A realidade de Alexandria é diferente da do Cairo?
LEONARDUZZI: Em Alexandria, só temos a escola profissionalizante, mas lá o ensino também é dado em italiano. Em média, a escola é freqüentada por trezentos jovens. E ainda administramos uma escola de ensino fundamental, com cursos em árabe.
Quantos salesianos trabalham no Egito?
LEONARDUZZI: No Cairo, somos nove; em Alexandria, onze. Alguns de nós são idosos e nem todos, até pela idade, estão diretamente envolvidos com a escola. Mas temos confrades de oitenta anos que ainda dão aulas. Costumamos dizer que nós, salesianos, nunca nos aposentamos.
Imagens do Instituto Dom Bosco do Cairo
LEONARDUZZI: Não. Existem os irmãos das escolas cristãs, os jesuítas e algumas ordens de religiosas, que administram alguns dos institutos mais procurados do país. Mas, como escola profissionalizante, dirigida aos jovens daqui, somos só nós.
Na escola convivem estudantes cristãos e muçulmanos?
LEONARDUZZI: No Cairo, os estudantes cristãos, quase todos coptas ortodoxos, são maioria, 68% contra 32% de muçulmanos. Em Alexandria, os percentuais são invertidos: 30% são cristãos e 70%, muçulmanos. Os cristãos – que estima-se que representem entre 7 e 10% da população do Egito – certamente são atraídos pelo fato de sermos uma escola católica, mas, infelizmente, também em conseqüência dos problemas que começam a surgir para eles nas escolas públicas. Lamentavelmente, a convivência nestes últimos tempos vem se tornando cada vez mais difícil, e o clima fica a cada dia mais pesado. Nada que se possa comparar à serenidade que respirávamos quando cheguei ao país, entre as décadas de 1960 e 1970.
As escolas de vocês também sofrem as conseqüências desse clima?

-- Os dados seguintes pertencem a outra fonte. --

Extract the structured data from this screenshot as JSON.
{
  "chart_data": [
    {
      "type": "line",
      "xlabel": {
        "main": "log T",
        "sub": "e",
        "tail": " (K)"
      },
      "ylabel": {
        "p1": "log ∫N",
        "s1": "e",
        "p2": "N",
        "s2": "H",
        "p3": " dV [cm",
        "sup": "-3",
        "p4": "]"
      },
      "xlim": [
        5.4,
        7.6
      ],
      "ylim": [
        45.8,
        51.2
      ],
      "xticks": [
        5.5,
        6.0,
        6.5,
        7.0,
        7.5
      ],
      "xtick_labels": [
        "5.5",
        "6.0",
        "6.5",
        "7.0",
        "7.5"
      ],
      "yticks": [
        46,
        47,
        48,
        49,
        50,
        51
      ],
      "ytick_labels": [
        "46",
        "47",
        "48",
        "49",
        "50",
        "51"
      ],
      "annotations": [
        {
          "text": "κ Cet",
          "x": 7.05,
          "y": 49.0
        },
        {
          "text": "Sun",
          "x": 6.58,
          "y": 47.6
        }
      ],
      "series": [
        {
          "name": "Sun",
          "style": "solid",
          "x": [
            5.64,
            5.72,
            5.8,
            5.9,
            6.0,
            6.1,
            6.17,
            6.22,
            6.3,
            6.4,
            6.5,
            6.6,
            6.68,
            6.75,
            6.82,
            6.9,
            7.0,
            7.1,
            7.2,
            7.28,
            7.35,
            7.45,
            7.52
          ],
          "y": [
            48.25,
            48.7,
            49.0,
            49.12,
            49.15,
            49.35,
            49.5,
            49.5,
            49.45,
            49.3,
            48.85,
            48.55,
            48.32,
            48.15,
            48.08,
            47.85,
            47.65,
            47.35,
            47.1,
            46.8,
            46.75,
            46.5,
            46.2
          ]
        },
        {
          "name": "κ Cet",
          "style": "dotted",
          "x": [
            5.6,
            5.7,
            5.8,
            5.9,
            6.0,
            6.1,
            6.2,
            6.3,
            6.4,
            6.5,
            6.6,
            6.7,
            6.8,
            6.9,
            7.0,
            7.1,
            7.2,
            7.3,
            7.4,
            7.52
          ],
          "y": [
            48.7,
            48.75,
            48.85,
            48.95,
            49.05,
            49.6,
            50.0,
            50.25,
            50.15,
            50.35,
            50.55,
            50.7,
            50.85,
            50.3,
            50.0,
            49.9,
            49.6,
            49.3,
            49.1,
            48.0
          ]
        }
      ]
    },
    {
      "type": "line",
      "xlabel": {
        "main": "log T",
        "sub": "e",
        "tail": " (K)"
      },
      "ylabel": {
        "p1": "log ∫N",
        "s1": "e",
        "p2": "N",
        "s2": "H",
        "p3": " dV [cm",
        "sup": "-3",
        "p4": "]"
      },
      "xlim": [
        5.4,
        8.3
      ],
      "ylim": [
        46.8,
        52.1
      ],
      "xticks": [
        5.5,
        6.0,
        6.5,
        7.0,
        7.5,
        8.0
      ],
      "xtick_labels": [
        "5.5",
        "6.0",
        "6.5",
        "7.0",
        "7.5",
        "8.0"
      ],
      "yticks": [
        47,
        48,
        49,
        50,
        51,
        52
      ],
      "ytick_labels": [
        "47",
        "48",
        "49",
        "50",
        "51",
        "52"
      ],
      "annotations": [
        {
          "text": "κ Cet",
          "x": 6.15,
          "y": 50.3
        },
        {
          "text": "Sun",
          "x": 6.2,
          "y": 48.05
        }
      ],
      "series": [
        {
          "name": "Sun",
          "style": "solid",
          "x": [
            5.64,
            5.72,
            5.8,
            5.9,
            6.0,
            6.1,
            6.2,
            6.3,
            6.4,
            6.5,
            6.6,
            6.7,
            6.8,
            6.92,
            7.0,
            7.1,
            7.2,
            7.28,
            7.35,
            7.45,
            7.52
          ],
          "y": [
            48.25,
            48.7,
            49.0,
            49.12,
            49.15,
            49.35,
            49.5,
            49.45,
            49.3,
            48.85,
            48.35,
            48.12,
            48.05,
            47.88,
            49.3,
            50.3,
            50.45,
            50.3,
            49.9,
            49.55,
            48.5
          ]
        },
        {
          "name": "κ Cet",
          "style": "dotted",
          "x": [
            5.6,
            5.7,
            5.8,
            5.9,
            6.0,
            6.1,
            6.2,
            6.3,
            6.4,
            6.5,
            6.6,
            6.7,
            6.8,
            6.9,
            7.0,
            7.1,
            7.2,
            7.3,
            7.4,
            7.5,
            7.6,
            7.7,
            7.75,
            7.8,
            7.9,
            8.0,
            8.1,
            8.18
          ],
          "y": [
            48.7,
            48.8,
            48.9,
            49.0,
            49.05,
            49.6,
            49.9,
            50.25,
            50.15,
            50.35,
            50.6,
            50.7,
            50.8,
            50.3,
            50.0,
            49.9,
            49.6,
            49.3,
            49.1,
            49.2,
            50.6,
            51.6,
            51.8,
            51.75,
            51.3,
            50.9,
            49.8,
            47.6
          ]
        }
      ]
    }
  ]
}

LEONARDUZZI: Graças a Deus, não. Episódios de tensão entre estudantes cristãos e muçulmanos são muito raros. Os jovens, e também os professores muçulmanos que temos, percebem o clima de respeito e estima que respiramos no Dom Bosco. Nos momentos de reflexão comum, procuramos sublinhar os temas que nos unem, o respeito, a partilha do estudo e do divertimento, a amizade sincera e desinteressada. Viver, estudar e brincar juntos por tantos anos permite o surgimento de amizades que se criam espontaneamente, sem perceber, e contribui para derrubar desconfianças e preconceitos. Aliás, eu creio que essa seja a única condição capaz de desenvenenar o clima e de criar relações serenas entre todos. Há alguns anos, um jovem muçulmano, pouco antes dos exames finais, me confidenciou: “Quando eu entrei aqui, odiava os cristãos, porque tinha aprendido assim. Hoje, foi justamente entre eles que fiz minhas melhores amizades”.